The Order argues, however, that the DOJ and the FTC alone cannot address "overconcentration, monopolization, and unfair competition in the American economy." It therefore includes competition-related directives for more than a dozen additional federal agencies. Several of those initiatives arguably replace competition on the merits with regulation, others eliminate existing government regulation, and others seem designed to support outcomes that might have been the result of more competition in the past. For example, the Order directs the Department of Health and Human Services ("HHS") to "standardize" benefit options in the national Health Insurance Marketplace to better enable consumers to compare insurance plan costs, eliminating competition on the types or quality of benefits offered to consumers.

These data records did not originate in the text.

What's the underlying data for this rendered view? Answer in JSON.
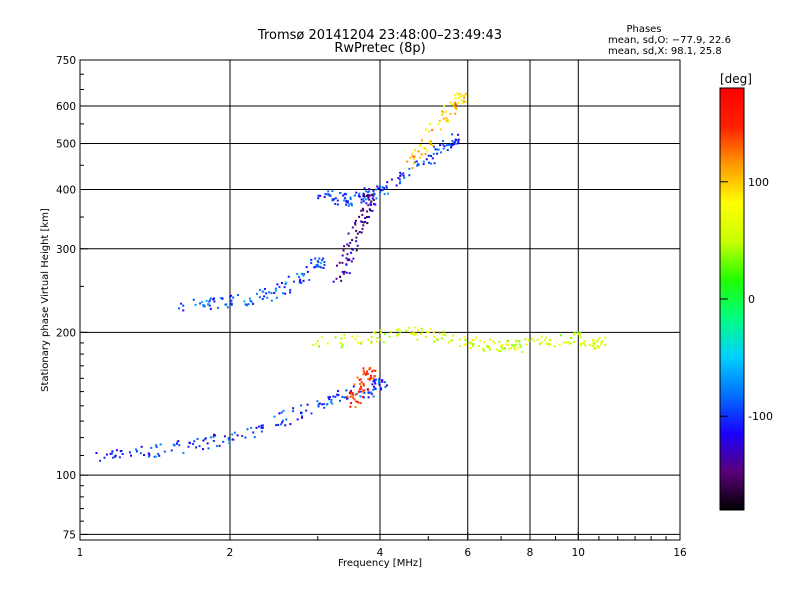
{
  "chart_data": {
    "type": "scatter",
    "title": "Tromsø 20141204 23:48:00–23:49:43",
    "subtitle": "RwPretec (8p)",
    "xlabel": "Frequency [MHz]",
    "ylabel": "Stationary phase Virtual Height [km]",
    "x_scale": "log",
    "y_scale": "log",
    "xlim": [
      1,
      16
    ],
    "ylim": [
      73,
      750
    ],
    "x_ticks": [
      1,
      2,
      4,
      6,
      8,
      10,
      16
    ],
    "x_tick_labels": [
      "1",
      "2",
      "4",
      "6",
      "8",
      "10",
      "16"
    ],
    "y_ticks": [
      75,
      100,
      200,
      300,
      400,
      500,
      600,
      750
    ],
    "y_tick_labels": [
      "75",
      "100",
      "200",
      "300",
      "400",
      "500",
      "600",
      "750"
    ],
    "grid": true,
    "legend": {
      "title": "Phases",
      "lines": [
        "mean, sd,O: −77.9, 22.6",
        "mean, sd,X:  98.1, 25.8"
      ],
      "placement": "top-right"
    },
    "colorbar": {
      "label": "[deg]",
      "range": [
        -180,
        180
      ],
      "ticks": [
        100,
        0,
        -100
      ],
      "tick_labels": [
        "100",
        "0",
        "-100"
      ],
      "colormap": "rainbow",
      "stops": [
        "#000000",
        "#5a007a",
        "#1a00ff",
        "#0070ff",
        "#00d0ff",
        "#00ff80",
        "#20ff00",
        "#c8ff00",
        "#ffff00",
        "#ff9a00",
        "#ff2000",
        "#ff0000"
      ]
    },
    "series": [
      {
        "x": [
          1.05,
          1.2,
          1.4,
          1.6,
          1.8,
          2.0,
          2.3,
          2.6,
          2.9,
          3.2,
          3.5,
          3.8,
          4.0
        ],
        "y": [
          110,
          110,
          112,
          115,
          117,
          120,
          125,
          132,
          138,
          145,
          150,
          150,
          155
        ],
        "phase": -100
      },
      {
        "x": [
          1.6,
          1.8,
          2.0,
          2.2,
          2.4,
          2.6,
          2.8,
          3.0
        ],
        "y": [
          228,
          230,
          232,
          235,
          240,
          250,
          262,
          280
        ],
        "phase": -90
      },
      {
        "x": [
          3.0,
          3.2,
          3.4,
          3.6,
          3.8,
          4.0,
          4.4,
          4.8,
          5.2,
          5.6
        ],
        "y": [
          390,
          385,
          380,
          382,
          390,
          400,
          420,
          450,
          480,
          510
        ],
        "phase": -100
      },
      {
        "x": [
          3.3,
          3.4,
          3.5,
          3.6,
          3.7,
          3.8
        ],
        "y": [
          260,
          280,
          300,
          330,
          350,
          380
        ],
        "phase": -140
      },
      {
        "x": [
          3.0,
          3.5,
          4.0,
          4.5,
          5.0,
          5.5,
          6.0,
          6.5,
          7.0,
          7.5,
          8.0,
          9.0,
          10.0,
          11.0
        ],
        "y": [
          190,
          192,
          196,
          200,
          198,
          195,
          190,
          188,
          186,
          187,
          190,
          192,
          195,
          190
        ],
        "phase": 60
      },
      {
        "x": [
          3.5,
          3.6,
          3.7,
          3.8
        ],
        "y": [
          140,
          148,
          155,
          165
        ],
        "phase": 150
      },
      {
        "x": [
          4.6,
          4.9,
          5.2,
          5.5,
          5.8
        ],
        "y": [
          450,
          490,
          540,
          580,
          620
        ],
        "phase": 100
      }
    ]
  }
}
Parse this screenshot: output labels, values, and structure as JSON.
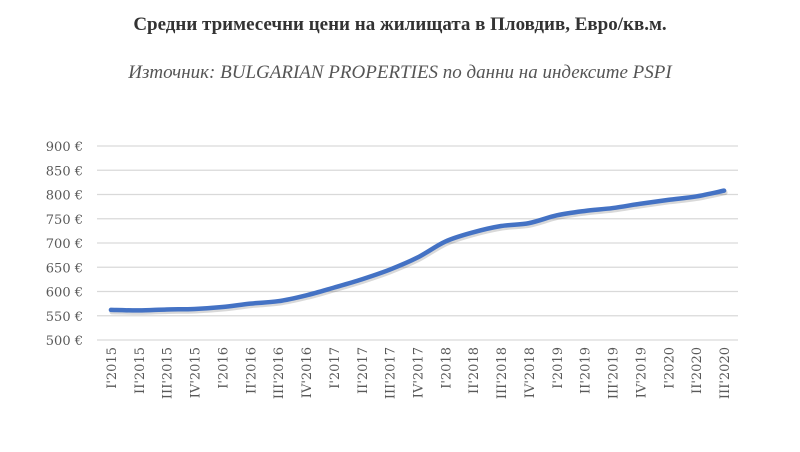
{
  "title": "Средни тримесечни цени на жилищата в Пловдив, Евро/кв.м.",
  "subtitle": "Източник: BULGARIAN PROPERTIES по данни на индексите PSPI",
  "chart_data": {
    "type": "line",
    "title": "Средни тримесечни цени на жилищата в Пловдив, Евро/кв.м.",
    "subtitle": "Източник: BULGARIAN PROPERTIES по данни на индексите PSPI",
    "categories": [
      "I'2015",
      "II'2015",
      "III'2015",
      "IV'2015",
      "I'2016",
      "II'2016",
      "III'2016",
      "IV'2016",
      "I'2017",
      "II'2017",
      "III'2017",
      "IV'2017",
      "I'2018",
      "II'2018",
      "III'2018",
      "IV'2018",
      "I'2019",
      "II'2019",
      "III'2019",
      "IV'2019",
      "I'2020",
      "II'2020",
      "III'2020"
    ],
    "series": [
      {
        "values": [
          562,
          561,
          563,
          564,
          568,
          575,
          580,
          592,
          608,
          625,
          645,
          670,
          703,
          722,
          735,
          741,
          757,
          766,
          772,
          781,
          789,
          796,
          808
        ]
      }
    ],
    "ylim": [
      500,
      900
    ],
    "yticks": [
      500,
      550,
      600,
      650,
      700,
      750,
      800,
      850,
      900
    ],
    "ytick_labels": [
      "500 €",
      "550 €",
      "600 €",
      "650 €",
      "700 €",
      "750 €",
      "800 €",
      "850 €",
      "900 €"
    ],
    "grid": true,
    "legend": "none",
    "colors": {
      "line": "#4472C4",
      "grid": "#D9D9D9"
    }
  }
}
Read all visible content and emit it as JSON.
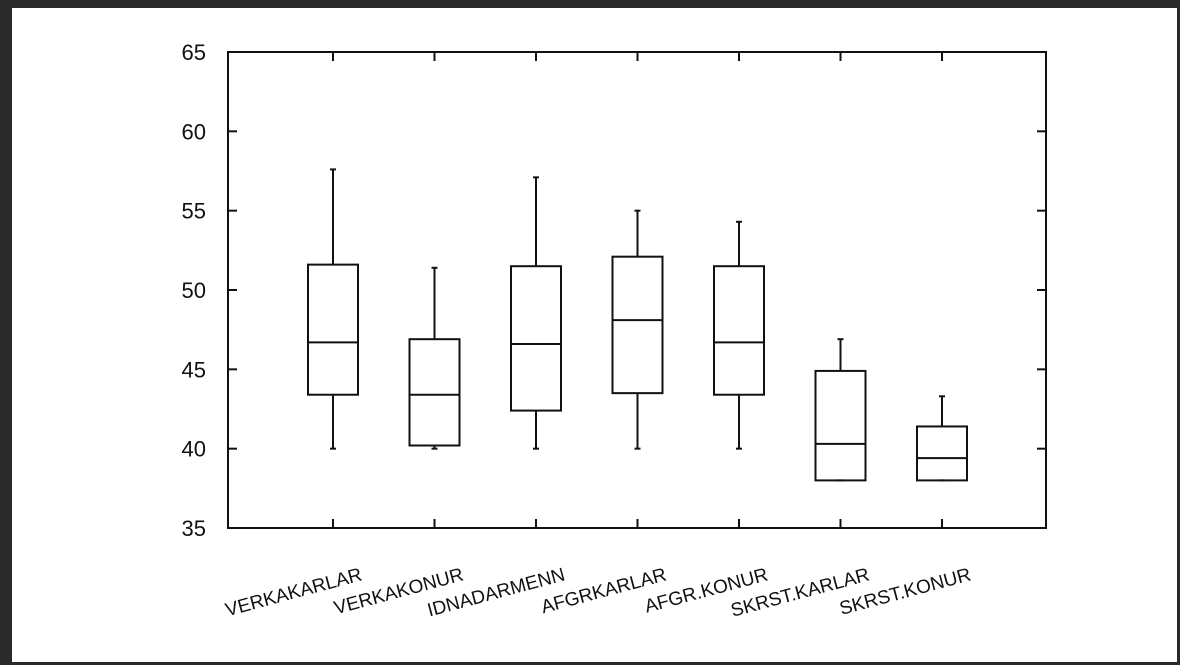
{
  "chart_data": {
    "type": "boxplot",
    "title": "",
    "xlabel": "",
    "ylabel": "",
    "ylim": [
      35,
      65
    ],
    "yticks": [
      35,
      40,
      45,
      50,
      55,
      60,
      65
    ],
    "grid": false,
    "categories": [
      "VERKAKARLAR",
      "VERKAKONUR",
      "IDNADARMENN",
      "AFGRKARLAR",
      "AFGR.KONUR",
      "SKRST.KARLAR",
      "SKRST.KONUR"
    ],
    "boxes": [
      {
        "category": "VERKAKARLAR",
        "min": 40.0,
        "q1": 43.4,
        "median": 46.7,
        "q3": 51.6,
        "max": 57.6
      },
      {
        "category": "VERKAKONUR",
        "min": 40.0,
        "q1": 40.2,
        "median": 43.4,
        "q3": 46.9,
        "max": 51.4
      },
      {
        "category": "IDNADARMENN",
        "min": 40.0,
        "q1": 42.4,
        "median": 46.6,
        "q3": 51.5,
        "max": 57.1
      },
      {
        "category": "AFGRKARLAR",
        "min": 40.0,
        "q1": 43.5,
        "median": 48.1,
        "q3": 52.1,
        "max": 55.0
      },
      {
        "category": "AFGR.KONUR",
        "min": 40.0,
        "q1": 43.4,
        "median": 46.7,
        "q3": 51.5,
        "max": 54.3
      },
      {
        "category": "SKRST.KARLAR",
        "min": 38.0,
        "q1": 38.0,
        "median": 40.3,
        "q3": 44.9,
        "max": 46.9
      },
      {
        "category": "SKRST.KONUR",
        "min": 38.0,
        "q1": 38.0,
        "median": 39.4,
        "q3": 41.4,
        "max": 43.3
      }
    ]
  }
}
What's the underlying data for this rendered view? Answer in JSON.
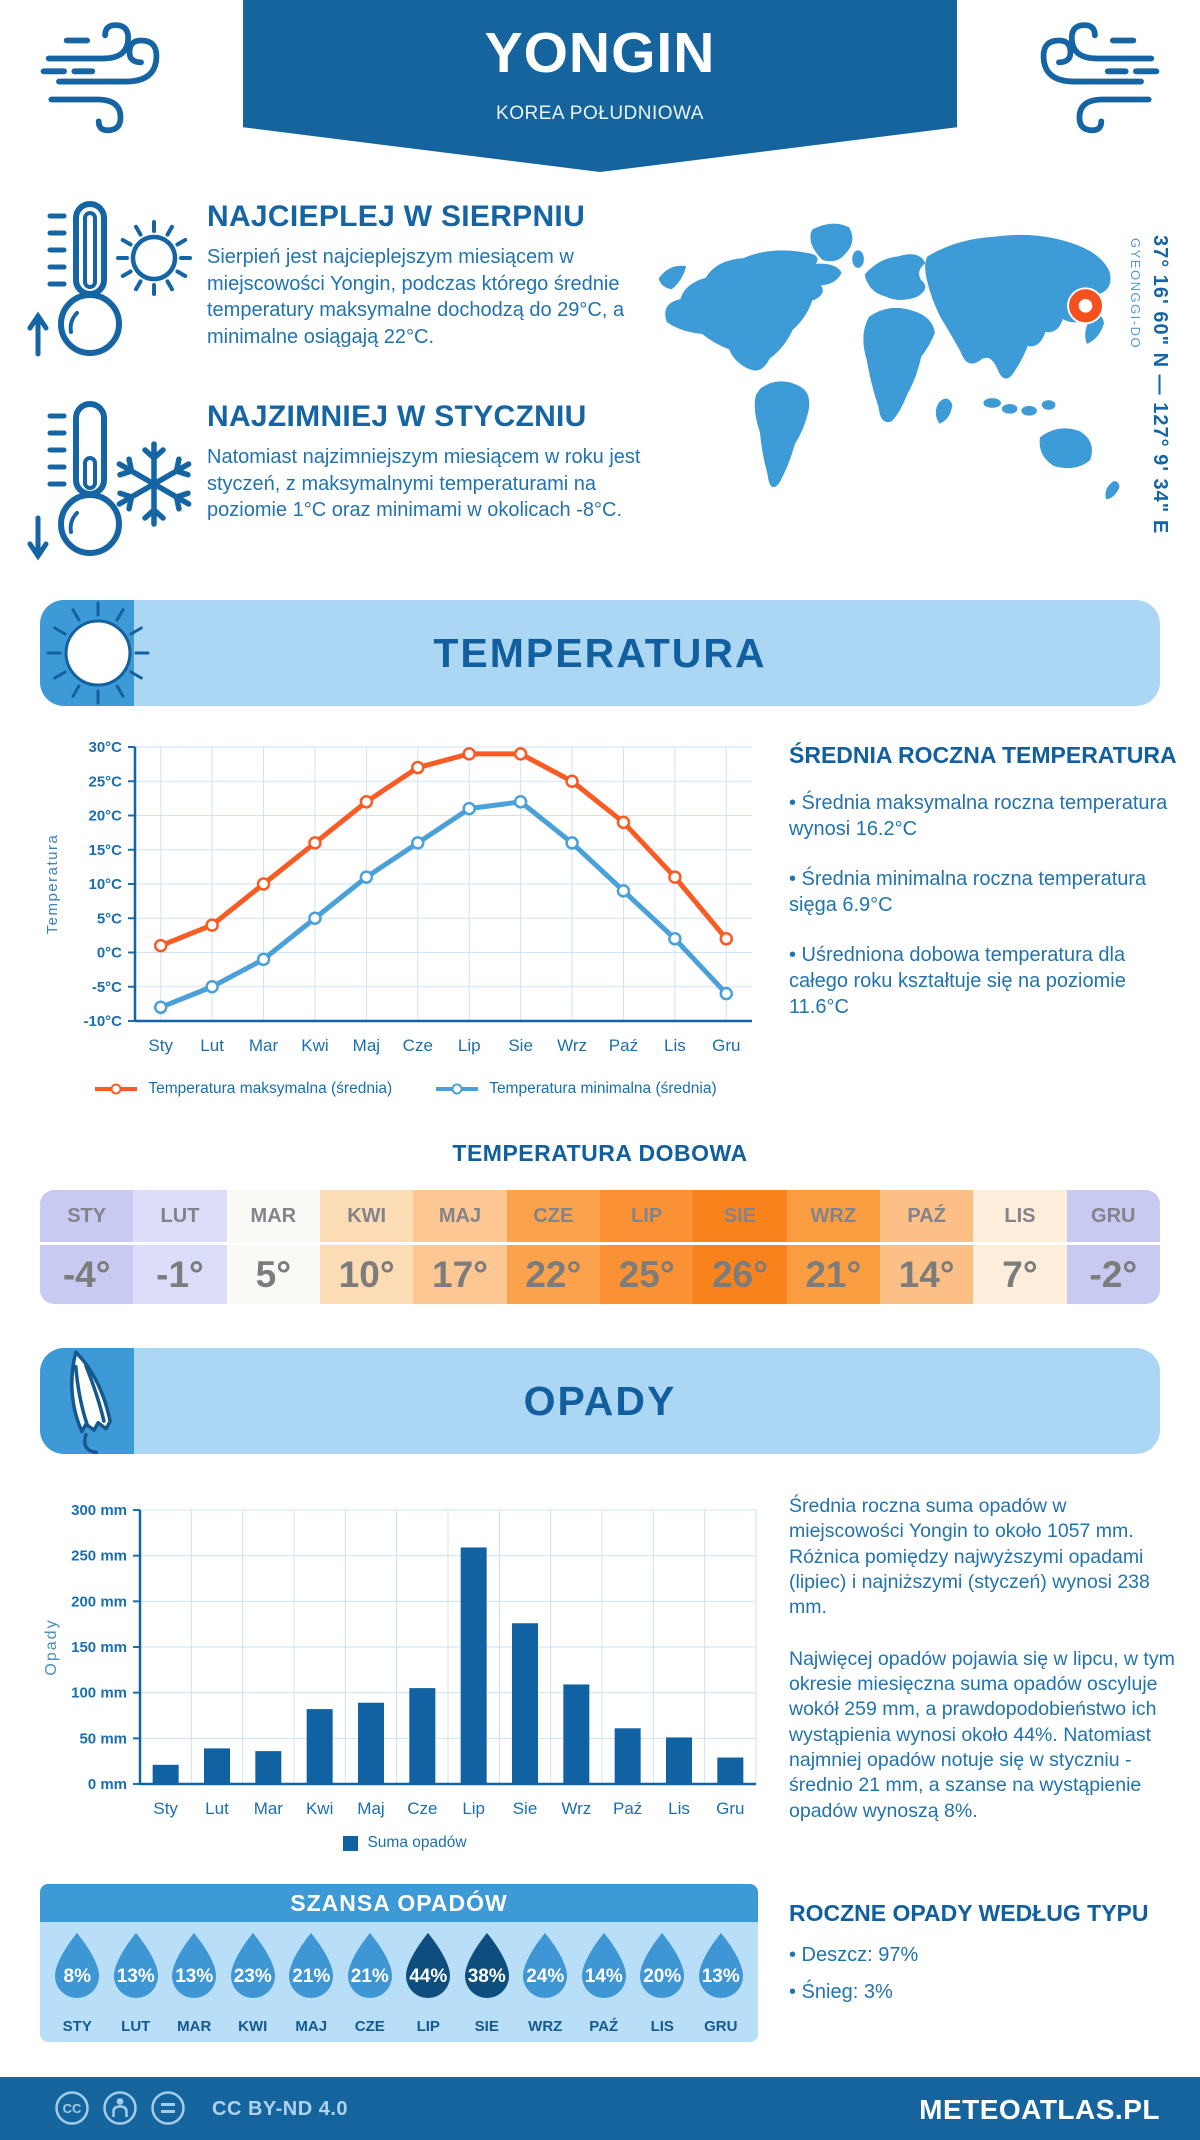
{
  "header": {
    "title": "YONGIN",
    "subtitle": "KOREA POŁUDNIOWA"
  },
  "location": {
    "coordinates": "37° 16' 60\" N — 127° 9' 34\" E",
    "region": "GYEONGGI-DO"
  },
  "highlights": [
    {
      "title": "NAJCIEPLEJ W SIERPNIU",
      "text": "Sierpień jest najcieplejszym miesiącem w miejscowości Yongin, podczas którego średnie temperatury maksymalne dochodzą do 29°C, a minimalne osiągają 22°C."
    },
    {
      "title": "NAJZIMNIEJ W STYCZNIU",
      "text": "Natomiast najzimniejszym miesiącem w roku jest styczeń, z maksymalnymi temperaturami na poziomie 1°C oraz minimami w okolicach -8°C."
    }
  ],
  "temperature": {
    "section_title": "TEMPERATURA",
    "annual_heading": "ŚREDNIA ROCZNA TEMPERATURA",
    "annual_bullets": [
      "Średnia maksymalna roczna temperatura wynosi 16.2°C",
      "Średnia minimalna roczna temperatura sięga 6.9°C",
      "Uśredniona dobowa temperatura dla całego roku kształtuje się na poziomie 11.6°C"
    ]
  },
  "precipitation": {
    "section_title": "OPADY",
    "paragraphs": [
      "Średnia roczna suma opadów w miejscowości Yongin to około 1057 mm. Różnica pomiędzy najwyższymi opadami (lipiec) i najniższymi (styczeń) wynosi 238 mm.",
      "Najwięcej opadów pojawia się w lipcu, w tym okresie miesięczna suma opadów oscyluje wokół 259 mm, a prawdopodobieństwo ich wystąpienia wynosi około 44%. Natomiast najmniej opadów notuje się w styczniu - średnio 21 mm, a szanse na wystąpienie opadów wynoszą 8%."
    ],
    "type_heading": "ROCZNE OPADY WEDŁUG TYPU",
    "type_bullets": [
      "Deszcz: 97%",
      "Śnieg: 3%"
    ]
  },
  "footer": {
    "license": "CC BY-ND 4.0",
    "brand": "METEOATLAS.PL"
  },
  "colors": {
    "brand_blue": "#15649e",
    "heading_blue": "#1565a5",
    "body_blue": "#2173ae",
    "band_light_blue": "#abd7f4",
    "band_icon_blue": "#3d9ad7",
    "map_blue": "#3d9bd7",
    "marker_orange": "#f4511e"
  },
  "chart_data": [
    {
      "type": "line",
      "x": [
        "Sty",
        "Lut",
        "Mar",
        "Kwi",
        "Maj",
        "Cze",
        "Lip",
        "Sie",
        "Wrz",
        "Paź",
        "Lis",
        "Gru"
      ],
      "series": [
        {
          "name": "Temperatura maksymalna (średnia)",
          "color": "#f95b25",
          "values": [
            1,
            4,
            10,
            16,
            22,
            27,
            29,
            29,
            25,
            19,
            11,
            2
          ]
        },
        {
          "name": "Temperatura minimalna (średnia)",
          "color": "#4aa0d9",
          "values": [
            -8,
            -5,
            -1,
            5,
            11,
            16,
            21,
            22,
            16,
            9,
            2,
            -6
          ]
        }
      ],
      "ylabel": "Temperatura",
      "ylim": [
        -10,
        30
      ],
      "ytick_step": 5,
      "ytick_suffix": "°C",
      "grid": true,
      "legend_position": "bottom"
    },
    {
      "type": "bar",
      "x": [
        "Sty",
        "Lut",
        "Mar",
        "Kwi",
        "Maj",
        "Cze",
        "Lip",
        "Sie",
        "Wrz",
        "Paź",
        "Lis",
        "Gru"
      ],
      "series": [
        {
          "name": "Suma opadów",
          "color": "#1162a2",
          "values": [
            21,
            39,
            36,
            82,
            89,
            105,
            259,
            176,
            109,
            61,
            51,
            29
          ]
        }
      ],
      "ylabel": "Opady",
      "ylim": [
        0,
        300
      ],
      "ytick_step": 50,
      "ytick_suffix": " mm",
      "grid": true,
      "legend_position": "bottom"
    },
    {
      "type": "table",
      "title": "TEMPERATURA DOBOWA",
      "columns": [
        "STY",
        "LUT",
        "MAR",
        "KWI",
        "MAJ",
        "CZE",
        "LIP",
        "SIE",
        "WRZ",
        "PAŹ",
        "LIS",
        "GRU"
      ],
      "values": [
        "-4°",
        "-1°",
        "5°",
        "10°",
        "17°",
        "22°",
        "25°",
        "26°",
        "21°",
        "14°",
        "7°",
        "-2°"
      ],
      "cell_colors": [
        "#c8caf1",
        "#dcddf8",
        "#fbf9f6",
        "#fcdcb4",
        "#fdc794",
        "#fba24c",
        "#fa9134",
        "#f8831c",
        "#fa9d41",
        "#fcbf85",
        "#fdeedb",
        "#c8caf1"
      ]
    },
    {
      "type": "table",
      "title": "SZANSA OPADÓW",
      "columns": [
        "STY",
        "LUT",
        "MAR",
        "KWI",
        "MAJ",
        "CZE",
        "LIP",
        "SIE",
        "WRZ",
        "PAŹ",
        "LIS",
        "GRU"
      ],
      "values": [
        "8%",
        "13%",
        "13%",
        "23%",
        "21%",
        "21%",
        "44%",
        "38%",
        "24%",
        "14%",
        "20%",
        "13%"
      ],
      "drop_color": "#3e97d4",
      "drop_color_highlight": "#0e4e7e",
      "highlight_columns": [
        "LIP",
        "SIE"
      ]
    }
  ]
}
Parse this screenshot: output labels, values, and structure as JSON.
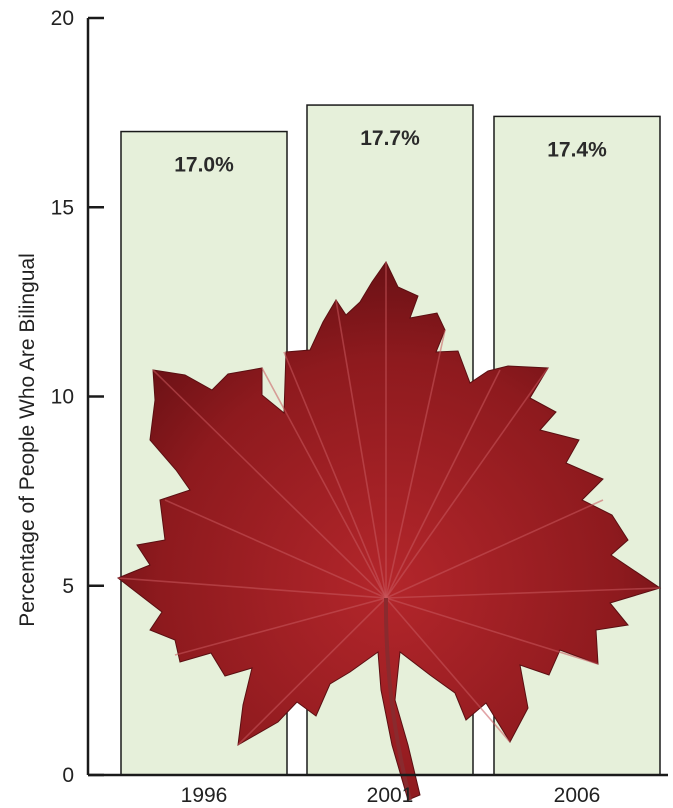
{
  "chart_data": {
    "type": "bar",
    "categories": [
      "1996",
      "2001",
      "2006"
    ],
    "values": [
      17.0,
      17.7,
      17.4
    ],
    "data_labels": [
      "17.0%",
      "17.7%",
      "17.4%"
    ],
    "title": "",
    "xlabel": "",
    "ylabel": "Percentage of People Who Are Bilingual",
    "ylim": [
      0,
      20
    ],
    "yticks": [
      0,
      5,
      10,
      15,
      20
    ],
    "grid": false,
    "colors": {
      "bar_fill": "#e6f0da",
      "bar_stroke": "#1a1a1a",
      "axis": "#1a1a1a",
      "leaf": "#8e1a1e"
    },
    "decoration": "red-maple-leaf"
  }
}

Likewise, the Order encourages the FTC to ban reverse payment patent settlements through rulemaking, a practice the Supreme Court itself has acknowledged could have pro-competitive benefits. 

Other key initiatives include:

  • Directing the Food and Drug Administration to work with states and tribes to import prescription drugs from Canada; 
  • Directing HHS to issue rules allowing hearing aids to be sold over-the-counter;
  • Directing the Department of Transportation to consider rules requiring the disclosure of airline fees and refunds of relevant fees for sub-par service; 
  • Encouraging the Surface Transportation Board to require railroad track owners to provide rights of way to passenger rail carriers; and
  • Encouraging the Consumer Financial Protection Bureau to (i) issue a new rule to facilitate the portability of consumer financial transaction data so consumers can more easily change financial institutions, and (ii) enforce the Dodd-Frank Act’s prohibition on Unfair, Deceptive and Abusive Acts and Practices;
  • Encouraging the U.S. Attorney General, in consultation with the Chairman of the Federal Reserve Board, the Chairperson of the Federal Deposit Insurance Corporation, and the Comptroller of the Currency, to review current bank merger practices and adopt a plan, not later than 180 days after the date of publication of the Order, for revitalization of oversight of bank mergers under federal banking laws.

If implemented as drafted, the Order would significantly expand federal intervention across numerous sectors of the economy. Because the Order imposes no new requirements on businesses directly, however, its impact will depend on the affected agencies' response—in speed and scope—and on the inevitable litigation to follow. In an apparent attempt to head off challenges to Presidential authority, the Order "encourages" rather than "directs" independent agencies like the FTC and the Federal Communications Commission to implement certain initiatives. Coming in the early days of the Biden Administration and coinciding with the appointment of new agency heads, however, such encouragement is likely to find a receptive audience. 

Three Key Takeaways

  1. The Biden Administration's new Executive Order on competition takes aim at a perceived lack of competition in the American economy and issues a call-to-arms for both traditional antitrust enforcers and unrelated regulatory agencies to rigorously pursue the Administration's competition policy goals via increased enforcement, new regulation, and some deregulation.
  2. The Order directs or encourages agencies to undertake 72 separate initiatives and particularly targets labor markets, as well as the agricultural, healthcare, and technology sectors.
  3. If implemented as drafted, the Order would represent a significant expansion of federal regulatory intervention into markets across a number of sectors of the economy. However, court precedent, political opposition, and the limited tenure of agency leaders may slow some of the more dramatic changes.